The EGF receptor plays a key role in the intracellular signaling cascades triggered by GPCRs, including P2Y₂ receptors (Liu et al., 2004). To determine whether EGFR activation was required for the activation of ERK and/or Akt by the nucleotide, or for the modulatory effect of PGE₂, the influence of an EGFR tyrosine kinase inhibitor was tested, AG1478. Interestingly, pretreatment of cells with AG1478 (1 μM) for 20 min reduced the basal phosphorylation of the two kinases, although it did not affect the UTP-induced ERK and Akt phosphorylation (Figure 7).

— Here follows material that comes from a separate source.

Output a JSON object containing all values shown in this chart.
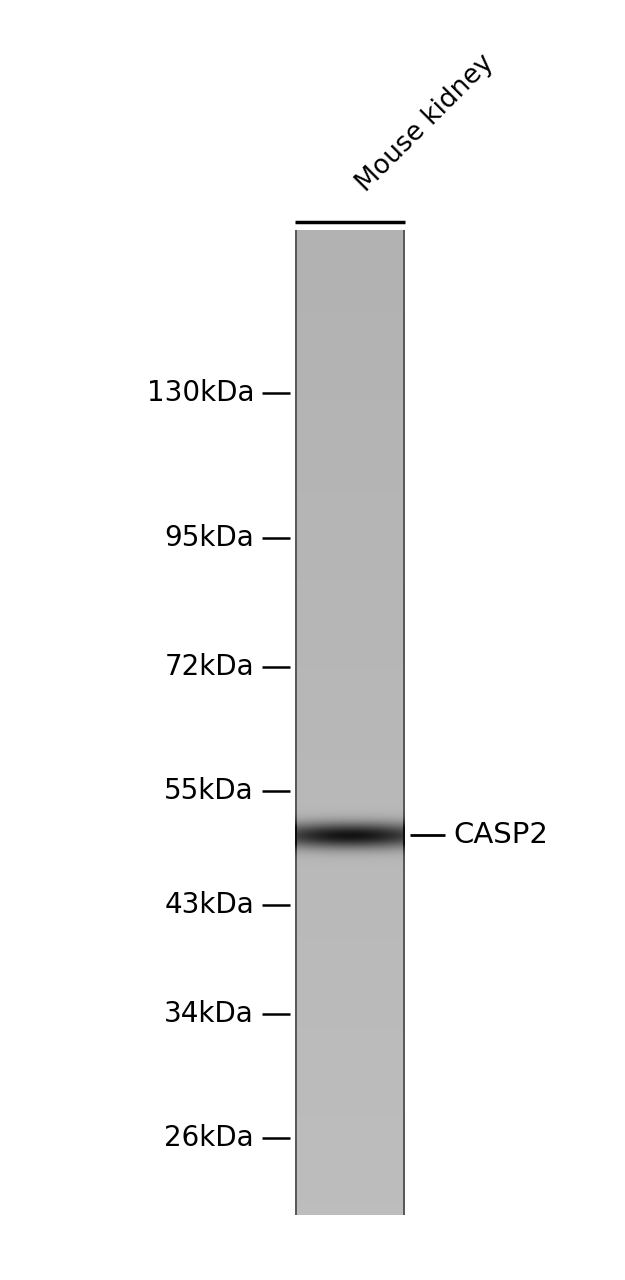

Nevertheless, the EGFR inhibitor impaired the regulatory effect of PGE₂, indicating that EGFR transactivation was required for the effect of the prostaglandin. Moreover, inhibition of PI3K with LY294002 (50 μM, 20 min) not only reduced the basal phosphorylation of ERK but it also prevented the regulatory effect of PGE₂, although like the EGFR inhibitor it did not affect UTP-induced ERK phosphorylation. Thus, PGE₂ could regulate ERK and Akt activation by a mechanism dependent on the transactivation of the EGFR and PI3K kinase, which would also support the involvement of EP3 receptors. To clearly demonstrate the possible implication of these receptors, more comprehensive studies will be necessary that take into account the different splice variants of these receptors described.

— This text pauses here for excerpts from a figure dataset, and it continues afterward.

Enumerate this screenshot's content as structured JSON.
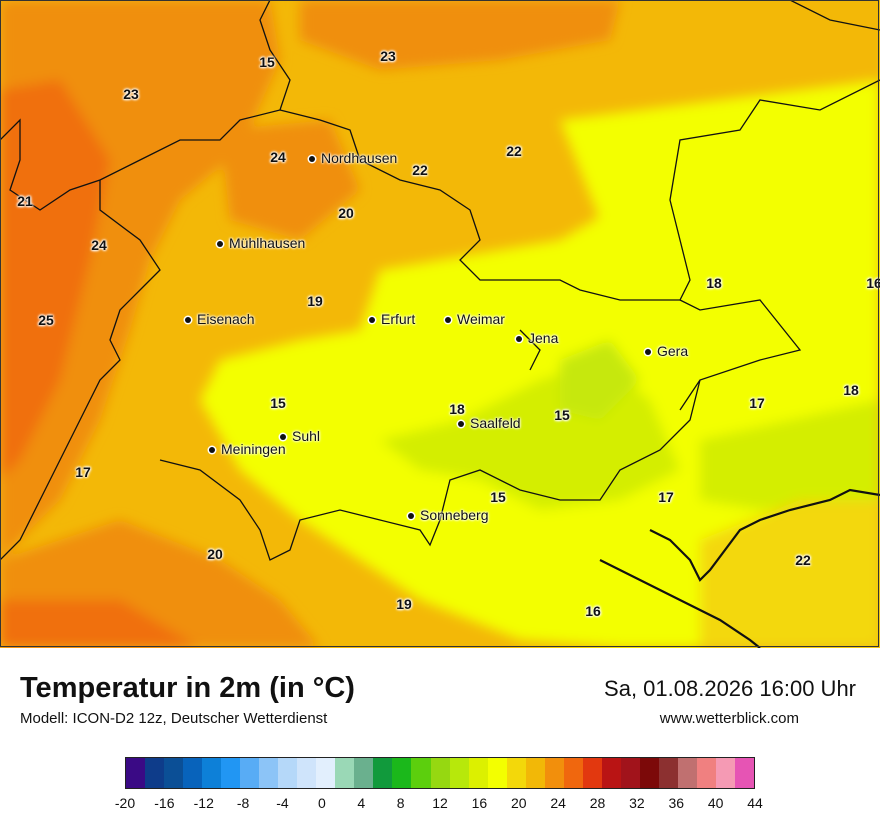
{
  "map": {
    "cities": [
      {
        "name": "Nordhausen"
      },
      {
        "name": "Mühlhausen"
      },
      {
        "name": "Eisenach"
      },
      {
        "name": "Erfurt"
      },
      {
        "name": "Weimar"
      },
      {
        "name": "Jena"
      },
      {
        "name": "Gera"
      },
      {
        "name": "Suhl"
      },
      {
        "name": "Meiningen"
      },
      {
        "name": "Saalfeld"
      },
      {
        "name": "Sonneberg"
      }
    ],
    "temperature_labels": [
      "23",
      "15",
      "23",
      "24",
      "22",
      "22",
      "21",
      "20",
      "24",
      "18",
      "16",
      "19",
      "25",
      "15",
      "18",
      "15",
      "17",
      "18",
      "17",
      "15",
      "17",
      "20",
      "22",
      "19",
      "16"
    ]
  },
  "title": "Temperatur in 2m (in °C)",
  "model": "Modell: ICON-D2 12z, Deutscher Wetterdienst",
  "datetime": "Sa, 01.08.2026 16:00 Uhr",
  "website": "www.wetterblick.com",
  "legend": {
    "colors": [
      "#3a0a85",
      "#0e3c8a",
      "#0b4f96",
      "#0863bb",
      "#0d80d8",
      "#2196f3",
      "#58acf5",
      "#8cc4f7",
      "#b5d8f9",
      "#cfe4fb",
      "#e2effd",
      "#9ad8b6",
      "#6ab08e",
      "#119a3c",
      "#1bb81b",
      "#5ccf0d",
      "#96d811",
      "#b7e80b",
      "#dcf000",
      "#f3ff00",
      "#f3d80a",
      "#f2b807",
      "#f28f0c",
      "#f0670e",
      "#e2380f",
      "#b91414",
      "#a1131b",
      "#7c0909",
      "#8c3030",
      "#c07070",
      "#f08080",
      "#f59ab4",
      "#e654b4"
    ],
    "ticks": [
      "-20",
      "-16",
      "-12",
      "-8",
      "-4",
      "0",
      "4",
      "8",
      "12",
      "16",
      "20",
      "24",
      "28",
      "32",
      "36",
      "40",
      "44"
    ]
  }
}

To determine whether the modulation of PGE₂ might be relevant to neuroinflammation and pathological conditions, we investigated the cross-talk between PGE₂ and nucleotides in astrocytes treated with LPS, a toll-like receptor (TLR) ligand. Pretreatment with LPS (10 ng/mL, 24 h) did not affect either UTP-induced ERK phosphorylation or the modulatory effect of PGE₂ (Figure 8A). UTP-induced ERK activation was higher (a 7.98-fold increase over unstimulated cells) than that observed in untreated cells (4.5-fold increase over basal levels) in the same experimental conditions, while PGE₂ decreased UTP-induced ERK activation by 55%. Pretreatment of astrocytes with LPS notably increased the basal levels of the Akt phosphorylation and it diminished UTP-induced Akt phosphorylation by 55% (Figure 8B). In addition, PGE₂ prevented Akt activation induced by the nucleotide. LPS induced strong expression of COX-2 (twofold over basal) but it did not significantly modify the levels of P2Y₂/P2Y₄ receptors in cerebellar astrocytes. Note that as reported previously, the P2Y₂ receptor is more abundant in these cells than the P2Y₄ receptor. Nevertheless, LPS also increased the levels of EP3 receptors (twofold to threefold increase over basal levels) (Figure 8C).

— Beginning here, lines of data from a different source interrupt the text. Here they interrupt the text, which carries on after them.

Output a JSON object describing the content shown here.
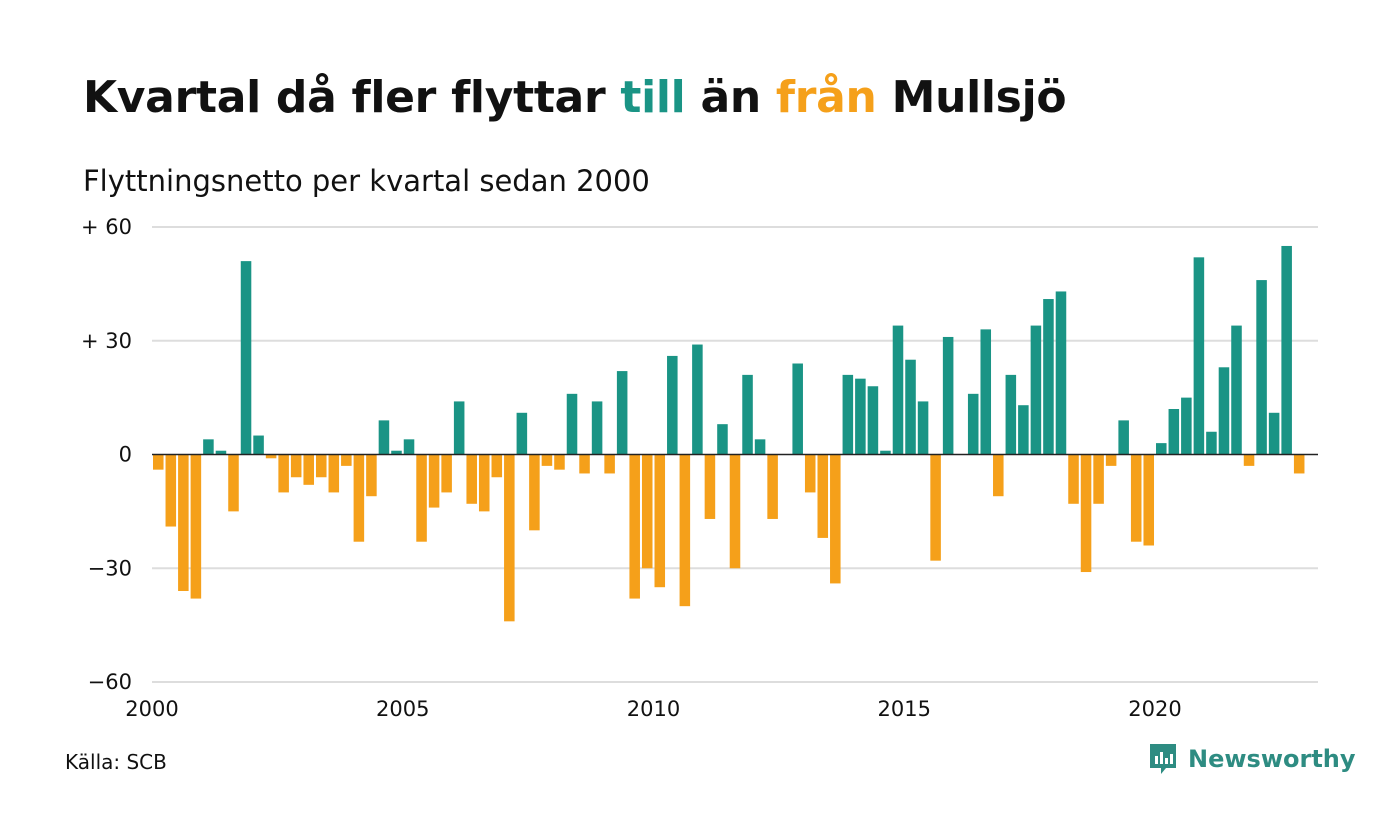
{
  "title": {
    "part1": "Kvartal då fler flyttar ",
    "till": "till",
    "part2": " än ",
    "fran": "från",
    "part3": " Mullsjö"
  },
  "subtitle": "Flyttningsnetto per kvartal sedan 2000",
  "source": "Källa: SCB",
  "brand": {
    "name": "Newsworthy",
    "icon": "newsworthy-logo-icon"
  },
  "colors": {
    "positive": "#1a9485",
    "negative": "#f5a01a",
    "till": "#1a9485",
    "fran": "#f5a01a"
  },
  "chart_data": {
    "type": "bar",
    "title": "Kvartal då fler flyttar till än från Mullsjö",
    "subtitle": "Flyttningsnetto per kvartal sedan 2000",
    "ylim": [
      -60,
      60
    ],
    "yticks": [
      {
        "value": 60,
        "label": "+ 60"
      },
      {
        "value": 30,
        "label": "+ 30"
      },
      {
        "value": 0,
        "label": "0"
      },
      {
        "value": -30,
        "label": "−30"
      },
      {
        "value": -60,
        "label": "−60"
      }
    ],
    "xticks": [
      {
        "value": 2000,
        "label": "2000"
      },
      {
        "value": 2005,
        "label": "2005"
      },
      {
        "value": 2010,
        "label": "2010"
      },
      {
        "value": 2015,
        "label": "2015"
      },
      {
        "value": 2020,
        "label": "2020"
      }
    ],
    "xlim": [
      2000,
      2023.25
    ],
    "grid": true,
    "start_year": 2000,
    "periods_per_year": 4,
    "values": [
      -4,
      -19,
      -36,
      -38,
      4,
      1,
      -15,
      51,
      5,
      -1,
      -10,
      -6,
      -8,
      -6,
      -10,
      -3,
      -23,
      -11,
      9,
      1,
      4,
      -23,
      -14,
      -10,
      14,
      -13,
      -15,
      -6,
      -44,
      11,
      -20,
      -3,
      -4,
      16,
      -5,
      14,
      -5,
      22,
      -38,
      -30,
      -35,
      26,
      -40,
      29,
      -17,
      8,
      -30,
      21,
      4,
      -17,
      0,
      24,
      -10,
      -22,
      -34,
      21,
      20,
      18,
      1,
      34,
      25,
      14,
      -28,
      31,
      0,
      16,
      33,
      -11,
      21,
      13,
      34,
      41,
      43,
      -13,
      -31,
      -13,
      -3,
      9,
      -23,
      -24,
      3,
      12,
      15,
      52,
      6,
      23,
      34,
      -3,
      46,
      11,
      55,
      -5
    ]
  }
}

This study aimed to explore the cross-talk between PGE₂ and UTP-sensitive P2Y receptors in cerebellar astrocytes. We found that PGE₂ negatively modulated UTP responses, as reported previously in macrophages and fibroblasts. However, there were two differences inasmuch as the effect of PGE₂ appeared to be dependent on EP3 receptors and also, it was observed in LPS treated cells. In macrophages the interaction took place in thioglycollate-elicited and alternative macrophages (M2), but not in macrophages activated with the endotoxin (M1). While the metabolic changes that occur during macrophage activation and the transition from M1 to M2 phenotype have been largely explored (Rodriguez-Prados et al., 2010; Traves et al., 2012), this is not the case for astrocytes activated with LPS. Nevertheless, macrophages and astrocytes share some metabolic features and they are constitutively glycolytic (Bolanos, 2016). Hence, it will be very interesting to investigate the metabolic implications of the cross-talk reported in cerebellar astrocytes, both in control conditions and in LPS-treated astrocytes, and the intracellular targets of the endotoxin. The negative effects of PGE₂ on UTP signaling could contribute to limit excessive astrogliosis, which could represent part of the adaptive mechanism to neuroinflammation. Several studies have indicated that both P2Y and P2X receptors are upregulated in the astrogliosis process involving ERK and Akt activation (Franke et al., 2001; Neary et al., 2005; Franke and Illes, 2014). We are developing studies to determine whether P2Y₂/P2Y₄ receptors are upregulated after prolonged treatment with the endotoxin and whether they can be down-regulated by PGE₂.